Weekly house view | It takes two to TACO
The week in review
The Strait of Hormuz remains closed, and the Iranian regime appears to be playing a long game, with a strategy to maximise economic disruption. This calls into question the so-called TACO theory (Trump Always Chickens Out), which holds that the US president softens or reverses an aggressive policy after a negative market reaction—as happened after his imposition of “Liberation Day” tariffs in 2025. This time, it seems, it takes two to TACO. The way the war ends matters as much as the timing, given the importance to the global economy of oil supplies via the Strait.

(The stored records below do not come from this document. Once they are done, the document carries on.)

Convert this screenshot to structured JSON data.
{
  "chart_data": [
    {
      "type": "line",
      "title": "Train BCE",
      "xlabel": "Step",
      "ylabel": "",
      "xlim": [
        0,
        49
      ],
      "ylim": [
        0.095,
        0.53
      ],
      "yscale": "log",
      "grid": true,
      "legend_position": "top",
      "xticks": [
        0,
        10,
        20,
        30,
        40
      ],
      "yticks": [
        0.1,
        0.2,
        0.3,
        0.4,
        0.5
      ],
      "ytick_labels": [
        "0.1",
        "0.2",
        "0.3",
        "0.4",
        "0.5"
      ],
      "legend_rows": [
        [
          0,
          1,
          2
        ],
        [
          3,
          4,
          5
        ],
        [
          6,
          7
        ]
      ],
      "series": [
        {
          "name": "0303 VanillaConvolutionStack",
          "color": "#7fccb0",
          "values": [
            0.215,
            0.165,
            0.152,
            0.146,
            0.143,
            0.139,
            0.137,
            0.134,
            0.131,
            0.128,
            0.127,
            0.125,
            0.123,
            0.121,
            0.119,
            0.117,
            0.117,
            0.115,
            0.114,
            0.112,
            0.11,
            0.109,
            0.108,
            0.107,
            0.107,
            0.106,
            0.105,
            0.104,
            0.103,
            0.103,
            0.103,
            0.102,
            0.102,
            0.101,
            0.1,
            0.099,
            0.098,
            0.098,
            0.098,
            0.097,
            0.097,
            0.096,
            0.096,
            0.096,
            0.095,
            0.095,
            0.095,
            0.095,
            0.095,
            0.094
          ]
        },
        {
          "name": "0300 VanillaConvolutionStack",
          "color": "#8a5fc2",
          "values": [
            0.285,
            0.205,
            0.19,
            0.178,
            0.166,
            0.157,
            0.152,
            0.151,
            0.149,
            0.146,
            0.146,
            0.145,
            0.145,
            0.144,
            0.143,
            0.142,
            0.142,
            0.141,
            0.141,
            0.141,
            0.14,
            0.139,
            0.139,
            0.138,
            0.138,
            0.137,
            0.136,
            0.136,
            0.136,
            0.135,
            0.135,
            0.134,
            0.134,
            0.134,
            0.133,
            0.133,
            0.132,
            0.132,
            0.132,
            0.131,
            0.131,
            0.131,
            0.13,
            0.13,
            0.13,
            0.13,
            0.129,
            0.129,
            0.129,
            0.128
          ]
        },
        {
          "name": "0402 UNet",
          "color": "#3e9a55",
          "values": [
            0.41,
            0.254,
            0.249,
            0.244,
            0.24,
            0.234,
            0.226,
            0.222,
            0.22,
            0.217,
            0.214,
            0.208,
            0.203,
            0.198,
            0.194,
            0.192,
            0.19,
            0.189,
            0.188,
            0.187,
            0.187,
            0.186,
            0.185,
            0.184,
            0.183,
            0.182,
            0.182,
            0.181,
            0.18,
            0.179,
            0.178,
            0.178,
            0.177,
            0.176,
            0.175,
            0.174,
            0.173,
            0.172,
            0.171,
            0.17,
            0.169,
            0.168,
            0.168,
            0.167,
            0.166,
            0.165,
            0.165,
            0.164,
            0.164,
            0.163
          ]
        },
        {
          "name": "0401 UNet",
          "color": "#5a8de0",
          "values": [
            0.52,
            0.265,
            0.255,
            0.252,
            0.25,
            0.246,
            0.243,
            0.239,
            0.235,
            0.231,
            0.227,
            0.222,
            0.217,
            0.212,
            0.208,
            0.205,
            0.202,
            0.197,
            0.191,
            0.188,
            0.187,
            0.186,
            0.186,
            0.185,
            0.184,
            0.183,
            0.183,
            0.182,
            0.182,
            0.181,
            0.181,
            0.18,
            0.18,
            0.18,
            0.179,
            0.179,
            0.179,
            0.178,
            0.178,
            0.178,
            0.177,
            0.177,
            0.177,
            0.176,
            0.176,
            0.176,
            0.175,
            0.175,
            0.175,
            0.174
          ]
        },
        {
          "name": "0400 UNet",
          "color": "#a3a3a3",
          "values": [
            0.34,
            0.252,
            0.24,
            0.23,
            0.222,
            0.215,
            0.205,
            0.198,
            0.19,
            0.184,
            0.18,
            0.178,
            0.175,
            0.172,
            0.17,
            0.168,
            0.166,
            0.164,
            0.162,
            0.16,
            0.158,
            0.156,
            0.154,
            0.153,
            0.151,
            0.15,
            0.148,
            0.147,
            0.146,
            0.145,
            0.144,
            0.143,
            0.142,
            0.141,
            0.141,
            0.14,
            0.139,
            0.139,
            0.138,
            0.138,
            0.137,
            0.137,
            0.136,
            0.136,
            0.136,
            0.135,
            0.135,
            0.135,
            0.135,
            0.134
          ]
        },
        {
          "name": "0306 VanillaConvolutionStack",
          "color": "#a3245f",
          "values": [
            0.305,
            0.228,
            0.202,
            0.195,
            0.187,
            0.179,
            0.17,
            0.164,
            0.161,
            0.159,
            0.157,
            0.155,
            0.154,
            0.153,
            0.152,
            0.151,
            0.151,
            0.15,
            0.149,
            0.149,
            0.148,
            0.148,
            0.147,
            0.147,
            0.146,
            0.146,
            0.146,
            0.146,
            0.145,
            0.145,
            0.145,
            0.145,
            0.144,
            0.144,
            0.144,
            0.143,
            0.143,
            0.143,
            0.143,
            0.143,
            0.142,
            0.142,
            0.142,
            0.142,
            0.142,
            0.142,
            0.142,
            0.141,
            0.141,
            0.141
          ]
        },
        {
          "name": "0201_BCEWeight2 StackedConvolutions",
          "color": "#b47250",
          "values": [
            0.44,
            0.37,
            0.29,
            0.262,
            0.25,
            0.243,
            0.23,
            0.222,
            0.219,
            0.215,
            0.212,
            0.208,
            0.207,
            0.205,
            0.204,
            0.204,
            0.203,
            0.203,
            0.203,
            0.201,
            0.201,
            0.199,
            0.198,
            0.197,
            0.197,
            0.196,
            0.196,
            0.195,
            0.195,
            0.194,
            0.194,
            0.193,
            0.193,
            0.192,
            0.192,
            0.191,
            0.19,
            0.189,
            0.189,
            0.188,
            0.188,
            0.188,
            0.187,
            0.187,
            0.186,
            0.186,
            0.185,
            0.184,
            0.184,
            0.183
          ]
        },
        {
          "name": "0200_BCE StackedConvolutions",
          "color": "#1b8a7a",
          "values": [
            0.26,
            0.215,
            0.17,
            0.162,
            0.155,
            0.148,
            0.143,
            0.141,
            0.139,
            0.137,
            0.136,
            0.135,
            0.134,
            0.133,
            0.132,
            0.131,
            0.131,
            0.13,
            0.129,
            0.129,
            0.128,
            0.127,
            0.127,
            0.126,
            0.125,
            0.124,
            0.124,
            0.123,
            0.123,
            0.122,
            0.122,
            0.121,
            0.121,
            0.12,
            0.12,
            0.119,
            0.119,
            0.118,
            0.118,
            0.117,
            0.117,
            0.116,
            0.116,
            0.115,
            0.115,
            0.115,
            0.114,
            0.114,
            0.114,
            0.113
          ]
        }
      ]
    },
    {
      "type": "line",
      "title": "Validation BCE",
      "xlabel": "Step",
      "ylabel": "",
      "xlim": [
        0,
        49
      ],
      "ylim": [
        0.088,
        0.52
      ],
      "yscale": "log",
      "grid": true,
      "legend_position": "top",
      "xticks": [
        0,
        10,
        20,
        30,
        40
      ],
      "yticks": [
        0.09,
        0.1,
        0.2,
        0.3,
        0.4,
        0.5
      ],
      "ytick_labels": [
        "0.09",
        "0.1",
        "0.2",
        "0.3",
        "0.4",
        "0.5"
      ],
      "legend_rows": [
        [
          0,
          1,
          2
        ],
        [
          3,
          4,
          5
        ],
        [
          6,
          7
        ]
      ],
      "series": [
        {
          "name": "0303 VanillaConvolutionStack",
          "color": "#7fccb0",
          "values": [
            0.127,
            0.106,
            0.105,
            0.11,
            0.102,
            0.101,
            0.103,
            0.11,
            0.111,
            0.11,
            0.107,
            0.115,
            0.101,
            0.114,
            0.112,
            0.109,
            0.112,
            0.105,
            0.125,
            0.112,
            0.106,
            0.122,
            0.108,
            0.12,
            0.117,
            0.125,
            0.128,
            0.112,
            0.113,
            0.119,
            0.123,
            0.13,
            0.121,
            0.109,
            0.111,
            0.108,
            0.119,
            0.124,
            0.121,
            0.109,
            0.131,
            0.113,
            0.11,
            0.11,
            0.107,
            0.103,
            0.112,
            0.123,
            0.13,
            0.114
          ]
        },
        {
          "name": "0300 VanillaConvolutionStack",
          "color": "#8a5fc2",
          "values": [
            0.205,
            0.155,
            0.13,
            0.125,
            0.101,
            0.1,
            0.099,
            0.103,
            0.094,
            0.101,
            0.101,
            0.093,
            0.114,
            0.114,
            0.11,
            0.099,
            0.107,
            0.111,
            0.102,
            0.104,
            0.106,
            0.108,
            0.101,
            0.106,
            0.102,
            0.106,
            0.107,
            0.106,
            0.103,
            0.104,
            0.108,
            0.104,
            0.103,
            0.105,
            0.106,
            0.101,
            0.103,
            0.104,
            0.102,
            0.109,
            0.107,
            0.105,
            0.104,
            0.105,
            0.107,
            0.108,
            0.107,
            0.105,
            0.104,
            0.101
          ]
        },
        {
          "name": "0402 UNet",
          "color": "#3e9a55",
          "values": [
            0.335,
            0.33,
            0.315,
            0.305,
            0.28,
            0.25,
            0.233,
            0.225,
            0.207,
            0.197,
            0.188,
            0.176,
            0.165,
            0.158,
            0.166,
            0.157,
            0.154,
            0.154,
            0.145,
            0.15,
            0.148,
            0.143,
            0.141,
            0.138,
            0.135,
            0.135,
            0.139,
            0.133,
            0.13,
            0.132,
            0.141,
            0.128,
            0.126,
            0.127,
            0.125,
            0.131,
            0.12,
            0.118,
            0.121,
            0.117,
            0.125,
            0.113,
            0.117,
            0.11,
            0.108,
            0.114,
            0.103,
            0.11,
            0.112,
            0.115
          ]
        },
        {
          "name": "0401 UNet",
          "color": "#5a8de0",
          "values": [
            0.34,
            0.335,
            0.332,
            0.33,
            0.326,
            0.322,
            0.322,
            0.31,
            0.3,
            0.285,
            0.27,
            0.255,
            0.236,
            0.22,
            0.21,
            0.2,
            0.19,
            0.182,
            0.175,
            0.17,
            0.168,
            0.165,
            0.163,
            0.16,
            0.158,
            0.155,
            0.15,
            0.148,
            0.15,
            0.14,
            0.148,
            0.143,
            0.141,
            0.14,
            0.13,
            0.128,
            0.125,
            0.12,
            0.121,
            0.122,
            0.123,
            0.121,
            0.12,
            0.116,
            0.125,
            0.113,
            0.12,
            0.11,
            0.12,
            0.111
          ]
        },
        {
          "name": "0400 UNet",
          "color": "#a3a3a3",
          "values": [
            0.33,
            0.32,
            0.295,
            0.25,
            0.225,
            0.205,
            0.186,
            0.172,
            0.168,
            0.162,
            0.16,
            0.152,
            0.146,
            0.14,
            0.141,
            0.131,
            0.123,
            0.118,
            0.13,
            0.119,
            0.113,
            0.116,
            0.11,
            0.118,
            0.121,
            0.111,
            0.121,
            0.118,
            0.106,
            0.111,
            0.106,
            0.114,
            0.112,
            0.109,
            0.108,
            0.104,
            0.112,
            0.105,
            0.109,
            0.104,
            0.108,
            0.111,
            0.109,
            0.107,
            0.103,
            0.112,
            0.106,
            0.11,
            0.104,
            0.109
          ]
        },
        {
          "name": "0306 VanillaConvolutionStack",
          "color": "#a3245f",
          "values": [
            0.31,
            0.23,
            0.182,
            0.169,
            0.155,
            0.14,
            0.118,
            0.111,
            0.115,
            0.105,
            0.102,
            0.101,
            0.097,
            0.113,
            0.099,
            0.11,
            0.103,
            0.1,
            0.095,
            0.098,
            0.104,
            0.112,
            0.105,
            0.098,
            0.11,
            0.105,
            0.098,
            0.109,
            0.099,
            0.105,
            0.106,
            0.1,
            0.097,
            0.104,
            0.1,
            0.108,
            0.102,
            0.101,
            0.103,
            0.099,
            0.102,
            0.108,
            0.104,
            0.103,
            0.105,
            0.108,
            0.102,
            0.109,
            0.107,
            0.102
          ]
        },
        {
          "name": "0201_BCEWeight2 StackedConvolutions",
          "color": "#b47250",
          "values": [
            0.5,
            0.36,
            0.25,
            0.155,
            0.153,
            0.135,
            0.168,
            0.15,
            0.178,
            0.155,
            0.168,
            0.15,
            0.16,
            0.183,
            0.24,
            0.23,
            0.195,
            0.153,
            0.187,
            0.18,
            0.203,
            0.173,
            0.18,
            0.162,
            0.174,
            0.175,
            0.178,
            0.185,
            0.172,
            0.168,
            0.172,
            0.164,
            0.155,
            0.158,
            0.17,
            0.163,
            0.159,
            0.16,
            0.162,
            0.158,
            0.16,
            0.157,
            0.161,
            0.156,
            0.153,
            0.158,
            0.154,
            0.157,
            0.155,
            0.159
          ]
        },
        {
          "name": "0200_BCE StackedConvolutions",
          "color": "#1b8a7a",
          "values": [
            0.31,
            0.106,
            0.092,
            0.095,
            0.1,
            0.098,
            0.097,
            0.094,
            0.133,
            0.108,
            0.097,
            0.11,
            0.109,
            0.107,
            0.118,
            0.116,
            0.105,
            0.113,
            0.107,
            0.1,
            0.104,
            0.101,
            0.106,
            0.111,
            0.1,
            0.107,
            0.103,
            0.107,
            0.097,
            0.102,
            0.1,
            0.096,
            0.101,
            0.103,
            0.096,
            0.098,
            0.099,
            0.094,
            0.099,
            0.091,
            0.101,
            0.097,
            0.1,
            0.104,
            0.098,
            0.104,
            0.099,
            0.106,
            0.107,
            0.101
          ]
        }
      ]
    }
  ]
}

China consumes about 90% of Iranian oil exports that can pass through the waterway. So far, oil in transit and storage has filled the gap. But the global economy can only last two to three months without Gulf oil. US President Donald Trump said he wants European and Asian countries, including China, to help open the Strait. WTI crude oil prices rose 8.6% last week.
The S&P 500 fell 1.6%1 (in USD). German Bund yields hit their highest level since October 2023, reflecting higher inflation expectations.
The Iran conflict has driven oil market volatility, with price swings between nearly USD 120 and just above USD 80. Already, Thailand and South Korea have announced caps on fuel prices. In the US, a 30% rise in gasoline prices would offset the fiscal boost from higher tax refunds, both around USD 100 bn.
Quote of the week
India’s foreign minister, S. Jaishankar, said he had been in talks with Iran about allowing shipping to restart through the Strait of Hormuz. “I am at the moment engaged in talking to them and my talking has yielded some results,” he told the Financial Times. “This is ongoing.”
Key data
US fourth quarter GDP was revised lower to 0.7% from 1.4%. Core US CPI, excluding volatile food and energy prices, came in at 2.5% year-over-year for February, unchanged from January. The University of Michigan’s consumer sentiment index fell 1.1 points to 55.5 in the March preliminary report.
China had its highest trade surplus on record in January-February at USD 214 bn (vs USD 179 bn expected). China’s core CPI rose 1.8% year-on-year in February 2026, marking the highest level since March 2019.